それでは、バークシャー・ハザウェイがアップルに初めて投資した意味合いは何か? それは、ウォーレン・バフェット氏およびバークシャー・ハザウェイが、アップル株を「バリュー株」で、かつ、「わかるもの」と認識したということであろう。
まず、「バリュー株」であるかどうかについては、6月3日時点の終値97.92ドルであり、PER10.90、配当利回り2.33%、Yahoo! Financeの1年以内の目標株価123.98ドルとなっている。PER10.90と「割安」であり、すなわち、「バリュー株」と言える。配当利回りも高く、目標株価との乖離も大きい。

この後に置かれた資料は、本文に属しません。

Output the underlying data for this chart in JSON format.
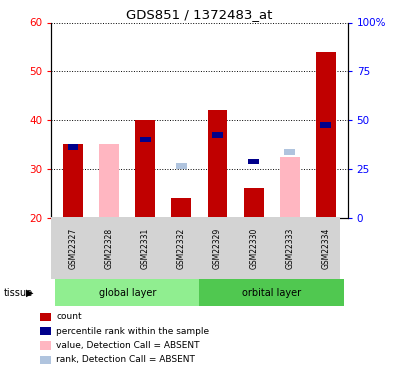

次に、「わかるもの」であるかどうかについては、バークシャーがそのように認識しているという他は無い。従来、「長期的にどのハイテク株が勝つか、よくわからない、予見できない」からハイテク株をバークシャーは避けてきた。アップルの場合は、それに当てはまらないと認識したと考えてもおかしくないだろう。
ただ、バークシャーによるIBMへの投資については、昨年12月末時点、株価139ドルで、含み損が26億ドルあった。6月3日時点、152ドルまで株価は回復しているが、これまでのところ、IBMへの投資を成功と見る向きは少ない。 IBM投資の実績から、第三者から見て、バークシャーがハイテク株を本当にわかっているのだろうかという疑問はあるだろう。アップル株についても、「バリュー株」であることは同意できても、バークシャーがハイテク株を本当にわかっているのかという疑問はあるだろう。